Comunicato stampa - 3 ottobre, 2013
Altri tre attivisti di Greenpeace sono stati accusati di pirateria in Russia, un reato che prevede fino a 15 anni di reclusione.

Ieri le accuse di pirateria erano state confermate per 13 attivisti e un giornalista freelance. Oggi la Commissione Investigativa ha contestato accuse identiche ai membri dell’equipaggio Anne Mie Roer Jensen (DK),Jonathan Beauchamp (NZ) e al fotografo russo freelance Denis Sinyakov.

In attesa di un’accusa formale anche l’italiano Cristian D’Alessandro.

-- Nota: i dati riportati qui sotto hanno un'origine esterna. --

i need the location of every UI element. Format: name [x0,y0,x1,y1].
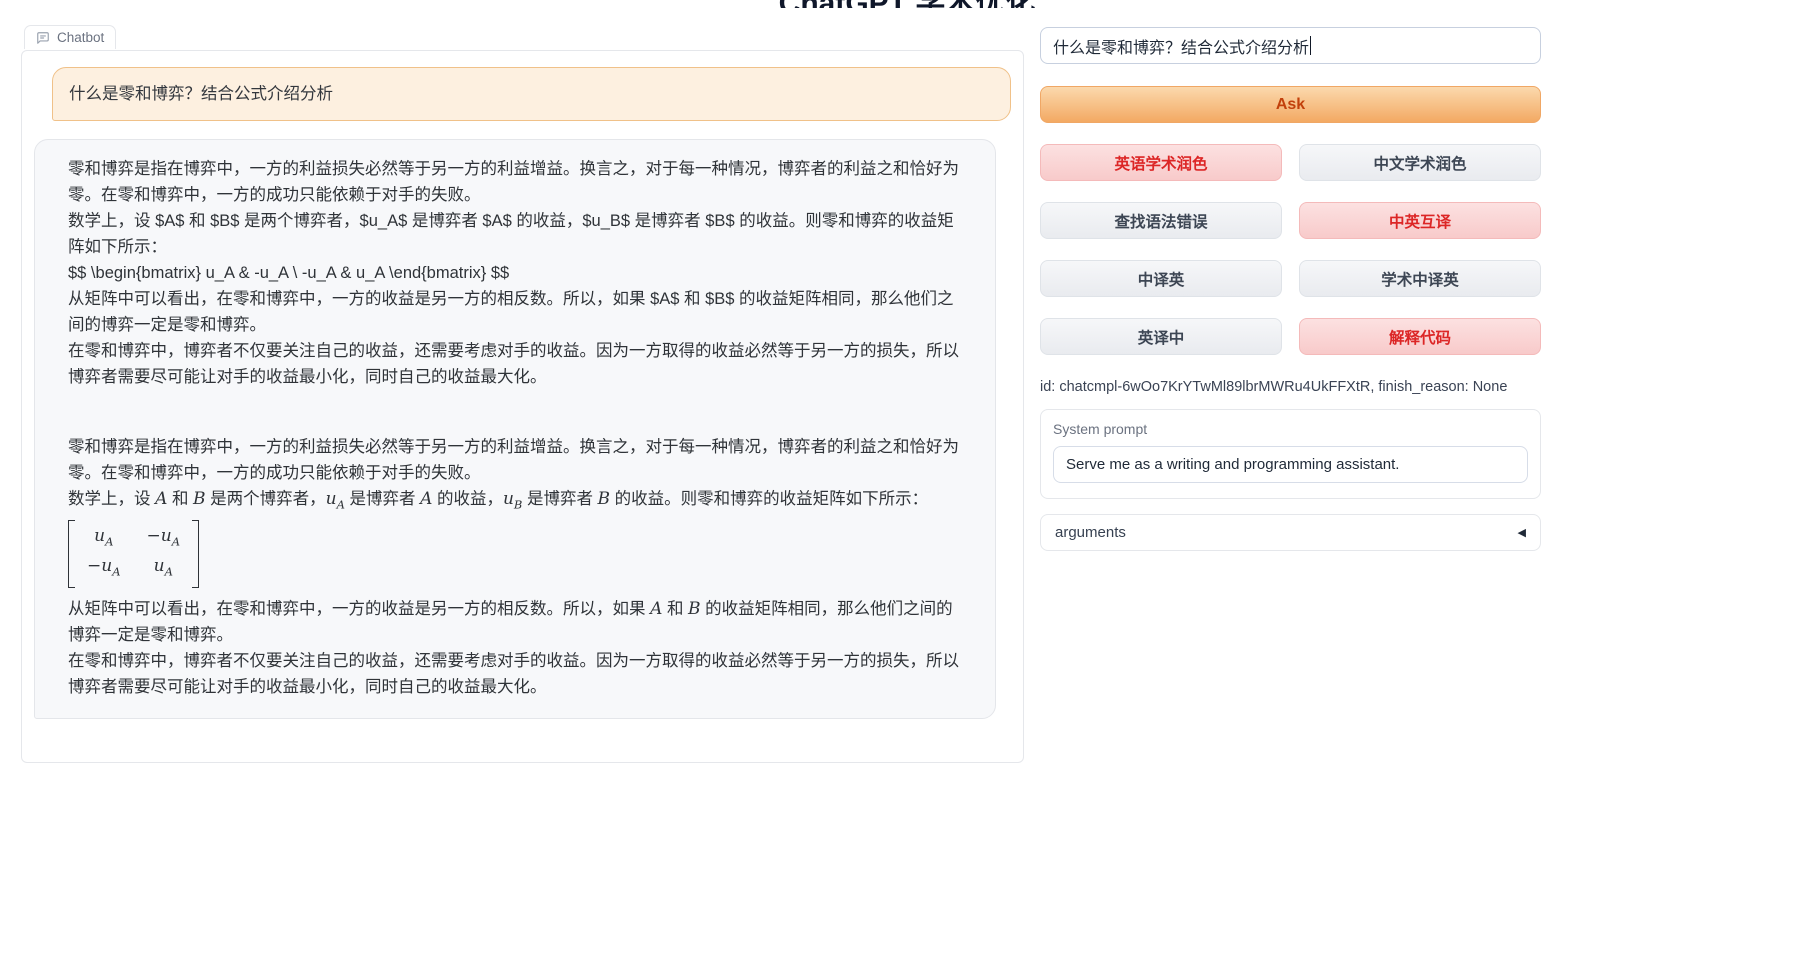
btn-explain-code[interactable]: 解释代码 [1299,318,1541,355]
bot-rendered-paragraph: 从矩阵中可以看出，在零和博弈中，一方的收益是另一方的相反数。所以，如果 A 和 … [68,596,967,648]
status-line: id: chatcmpl-6wOo7KrYTwMl89lbrMWRu4UkFFX… [1040,379,1541,395]
system-prompt-panel: System prompt Serve me as a writing and … [1040,409,1541,499]
query-input-value: 什么是零和博弈？结合公式介绍分析 [1053,34,1309,58]
ask-button[interactable]: Ask [1040,86,1541,123]
payoff-matrix: uA −uA −uA uA [68,520,199,588]
matrix-left-bracket [68,520,75,588]
bot-raw-paragraph: 从矩阵中可以看出，在零和博弈中，一方的收益是另一方的相反数。所以，如果 $A$ … [68,286,967,338]
btn-chinese-academic-polish[interactable]: 中文学术润色 [1299,144,1541,181]
user-message-text: 什么是零和博弈？结合公式介绍分析 [69,85,333,103]
accordion-collapsed-arrow-icon: ◀ [1518,526,1526,539]
btn-english-academic-polish[interactable]: 英语学术润色 [1040,144,1282,181]
matrix-cell: −uA [147,524,181,553]
bot-raw-paragraph: 零和博弈是指在博弈中，一方的利益损失必然等于另一方的利益增益。换言之，对于每一种… [68,156,967,208]
query-input[interactable]: 什么是零和博弈？结合公式介绍分析 [1040,27,1541,64]
chatbot-panel: 什么是零和博弈？结合公式介绍分析 零和博弈是指在博弈中，一方的利益损失必然等于另… [21,50,1024,763]
bot-message: 零和博弈是指在博弈中，一方的利益损失必然等于另一方的利益增益。换言之，对于每一种… [34,139,996,719]
app-root: ChatGPT 学术优化 Chatbot 什么是零和博弈？结合公式介绍分析 [0,0,1814,961]
chatbot-tab: Chatbot [24,25,116,49]
bot-raw-latex-formula: $$ \begin{bmatrix} u_A & -u_A \ -u_A & u… [68,260,967,286]
matrix-cell: −uA [87,554,121,583]
matrix-cell: uA [154,554,173,583]
app-header: ChatGPT 学术优化 [0,0,1814,8]
bot-rendered-paragraph: 在零和博弈中，博弈者不仅要关注自己的收益，还需要考虑对手的收益。因为一方取得的收… [68,648,967,700]
system-prompt-label: System prompt [1053,421,1528,437]
system-prompt-input[interactable]: Serve me as a writing and programming as… [1053,446,1528,483]
chatbot-tab-label: Chatbot [57,30,104,45]
arguments-accordion-label: arguments [1055,524,1126,541]
chat-bubble-icon [36,31,50,45]
bot-raw-paragraph: 数学上，设 $A$ 和 $B$ 是两个博弈者，$u_A$ 是博弈者 $A$ 的收… [68,208,967,260]
btn-zh-en-mutual-translate[interactable]: 中英互译 [1299,202,1541,239]
matrix-cells: uA −uA −uA uA [75,520,192,588]
btn-en-to-zh[interactable]: 英译中 [1040,318,1282,355]
controls-column: 什么是零和博弈？结合公式介绍分析 Ask 英语学术润色 中文学术润色 查找语法错… [1040,27,1541,551]
bot-answer-raw: 零和博弈是指在博弈中，一方的利益损失必然等于另一方的利益增益。换言之，对于每一种… [68,156,967,390]
bot-answer-rendered: 零和博弈是指在博弈中，一方的利益损失必然等于另一方的利益增益。换言之，对于每一种… [68,434,967,700]
bot-raw-paragraph: 在零和博弈中，博弈者不仅要关注自己的收益，还需要考虑对手的收益。因为一方取得的收… [68,338,967,390]
user-message: 什么是零和博弈？结合公式介绍分析 [52,67,1011,121]
btn-academic-zh-to-en[interactable]: 学术中译英 [1299,260,1541,297]
function-button-grid: 英语学术润色 中文学术润色 查找语法错误 中英互译 中译英 学术中译英 英译中 … [1040,144,1541,355]
btn-zh-to-en[interactable]: 中译英 [1040,260,1282,297]
arguments-accordion[interactable]: arguments ◀ [1040,514,1541,551]
text-cursor [1310,36,1311,55]
system-prompt-value: Serve me as a writing and programming as… [1066,456,1399,473]
bot-rendered-paragraph: 零和博弈是指在博弈中，一方的利益损失必然等于另一方的利益增益。换言之，对于每一种… [68,434,967,486]
matrix-cell: uA [94,524,113,553]
btn-find-grammar-errors[interactable]: 查找语法错误 [1040,202,1282,239]
bot-rendered-paragraph: 数学上，设 A 和 B 是两个博弈者，uA 是博弈者 A 的收益，uB 是博弈者… [68,486,967,517]
main-row: Chatbot 什么是零和博弈？结合公式介绍分析 零和博弈是指在博弈中，一方的利… [0,8,1814,763]
page-title: ChatGPT 学术优化 [779,0,1036,8]
chatbot-column: Chatbot 什么是零和博弈？结合公式介绍分析 零和博弈是指在博弈中，一方的利… [21,25,1024,763]
matrix-right-bracket [192,520,199,588]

Insieme a lui anche l’americano Peter Willcox, capitano dell’Arctic Sunrise, l’argentino Miguel Hernan Perez Orzi, l’australiano Colin Russell, i britannici Frank Hewetson and Iain Rogers, i canadesi Alexandre Paul e Paul D Ruzycki, il francese Francesco Pisanu, il neo zelandese David Haussmann, il russo Andrey Allakhverdov, lo svizzero Marco Weber e il cittadino turco Gizhem Akhan.

Greenpeace si aspetta che le accuse per i restanti attivisti saranno formulate nel corso della giornata odierna.